Researchers have revealed that coronaviruses are adept at imitating human immune proteins that have been implicated in severe Covid-19 disease.
According to the study, published in the journal Cell Systems, many plants and animals use the art of mimicry to trick their prey or predators.
Viruses employ a similar strategy: Viral proteins can mimic the three-dimensional shapes of their host’s proteins to trick the host into helping the virus complete its life cycle.
“Viruses use mimicry for the same reason as plants and animals — deception,” said study author Sagi Shapira from Columbia University Vagelos College of Physicians and Surgeons in the US.
“We hypothesized that identifying viral-protein lookalikes would give us clues to the way viruses, including SARS-CoV-2, cause disease,” Shapira added.
In the study, the research team used supercomputers to search for viral mimics with a programme similar to 3D facial recognition software.
They scanned more than 7,000 viruses and over 4,000 hosts across the Earth’s ecosystems and uncovered six million instances of viral mimicry.
“Mimicry is a more pervasive strategy among viruses than we ever imagined,” Shapira said.
It’s used by all kinds of viruses, regardless of the size of the viral genome, how the virus replicates, or whether the virus infects bacteria, plants, insects or people.
But some types of viruses used mimicry more than others.
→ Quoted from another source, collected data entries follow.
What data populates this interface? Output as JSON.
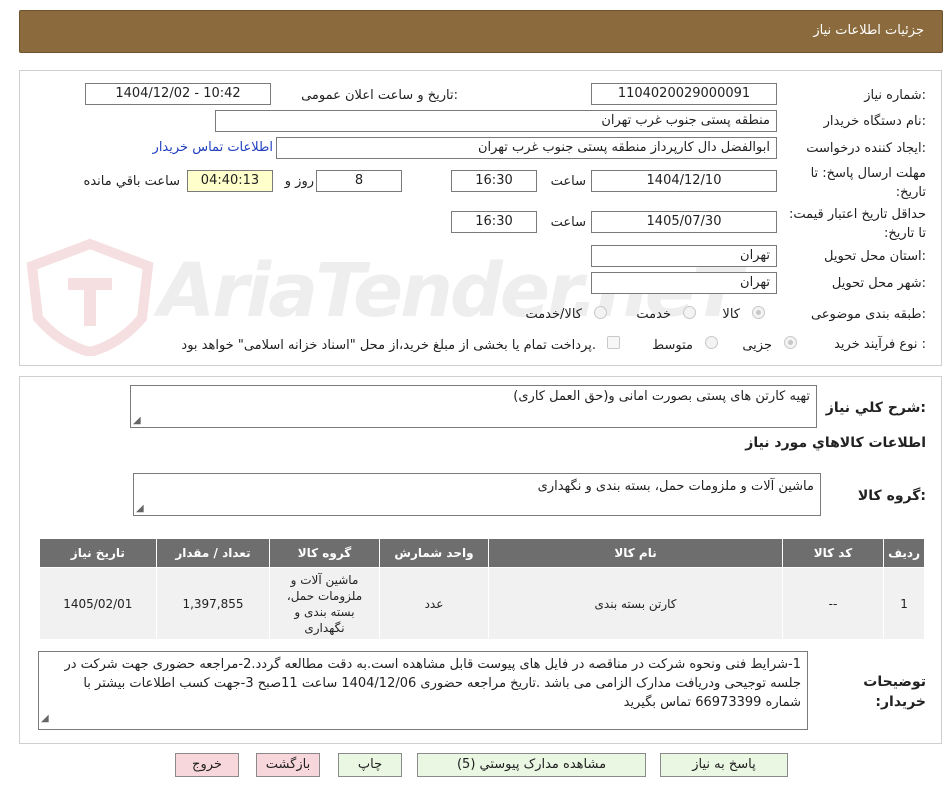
{
  "header": {
    "title": "جزئیات اطلاعات نیاز"
  },
  "form": {
    "need_number_label": "شماره نیاز:",
    "need_number": "1104020029000091",
    "announce_label": "تاریخ و ساعت اعلان عمومی:",
    "announce_value": "1404/12/02 - 10:42",
    "buyer_org_label": "نام دستگاه خریدار:",
    "buyer_org": "منطقه پستی جنوب غرب تهران",
    "requester_label": "ایجاد کننده درخواست:",
    "requester": "ابوالفضل  دال  کارپرداز منطقه پستی جنوب غرب تهران",
    "contact_link": "اطلاعات تماس خریدار",
    "deadline_label": "مهلت ارسال پاسخ: تا تاریخ:",
    "deadline_date": "1404/12/10",
    "time_label": "ساعت",
    "deadline_time": "16:30",
    "days_value": "8",
    "days_label": "روز و",
    "remaining_time": "04:40:13",
    "remaining_label": "ساعت باقي مانده",
    "validity_label": "حداقل تاريخ اعتبار قيمت: تا تاريخ:",
    "validity_date": "1405/07/30",
    "validity_time": "16:30",
    "province_label": "استان محل تحویل:",
    "province": "تهران",
    "city_label": "شهر محل تحویل:",
    "city": "تهران",
    "category_label": "طبقه بندی موضوعی:",
    "category_options": [
      "کالا",
      "خدمت",
      "کالا/خدمت"
    ],
    "process_label": "نوع فرآیند خرید :",
    "process_options": [
      "جزیی",
      "متوسط"
    ],
    "payment_note": "پرداخت تمام یا بخشی از مبلغ خرید،از محل \"اسناد خزانه اسلامی\" خواهد بود."
  },
  "details": {
    "summary_label": "شرح کلي نياز:",
    "summary": "تهیه کارتن های پستی بصورت امانی و(حق العمل کاری)",
    "goods_info_title": "اطلاعات کالاهاي مورد نياز",
    "goods_group_label": "گروه کالا:",
    "goods_group": "ماشین آلات و ملزومات حمل، بسته بندی و نگهداری",
    "table": {
      "headers": [
        "ردیف",
        "کد کالا",
        "نام کالا",
        "واحد شمارش",
        "گروه کالا",
        "تعداد / مقدار",
        "تاریخ نیاز"
      ],
      "rows": [
        [
          "1",
          "--",
          "کارتن بسته بندی",
          "عدد",
          "ماشین آلات و ملزومات حمل، بسته بندی و نگهداری",
          "1,397,855",
          "1405/02/01"
        ]
      ]
    },
    "buyer_notes_label": "توضیحات خریدار:",
    "buyer_notes": "1-شرایط فنی ونحوه شرکت در مناقصه در فایل های پیوست قابل مشاهده است.به دقت مطالعه گردد.2-مراجعه حضوری جهت شرکت در جلسه توجیحی ودریافت مدارک الزامی می باشد .تاریخ مراجعه حضوری 1404/12/06 ساعت 11صبح 3-جهت کسب اطلاعات بیشتر با شماره 66973399 تماس بگیرید"
  },
  "buttons": {
    "reply": "پاسخ به نیاز",
    "attachments": "مشاهده مدارک پیوستي (5)",
    "print": "چاپ",
    "back": "بازگشت",
    "exit": "خروج"
  },
  "watermark": {
    "text": "AriaTender.neT"
  },
  "colors": {
    "header_bg": "#8b6b3d",
    "table_header_bg": "#6e6e6e",
    "remaining_bg": "#ffffcc",
    "link": "#1f3fbf"
  }
}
Papilloma and retroviruses, not so much.
Coronaviruses, on the other hand, are particularly good at it and were found to mimic over 150 proteins, including many that control blood coagulation or activate complement — a set of immune proteins that help target pathogens for destruction and increase inflammation in the body.
“We thought that by mimicking the body’s immune complement and coagulation proteins, coronaviruses may drive these systems into a hyperactive state and cause the pathology we see in infected patients,” Shapira said.
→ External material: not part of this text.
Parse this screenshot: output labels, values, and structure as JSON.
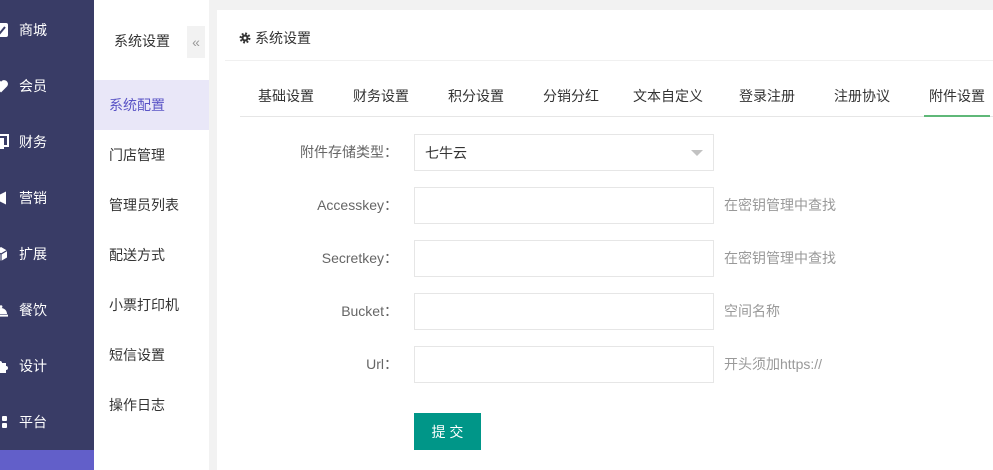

Over the course of the pandemic, it has become clear that many Covid-19 patients have coagulation problems and some are now treated with anti-coagulants and drugs that limit complement activation.
In a separate paper published in the journal Nature Medicine, the Columbia researchers found evidence that functional and genetic dysregulation in immune complement and coagulation proteins are associated with severe Covid-19 disease.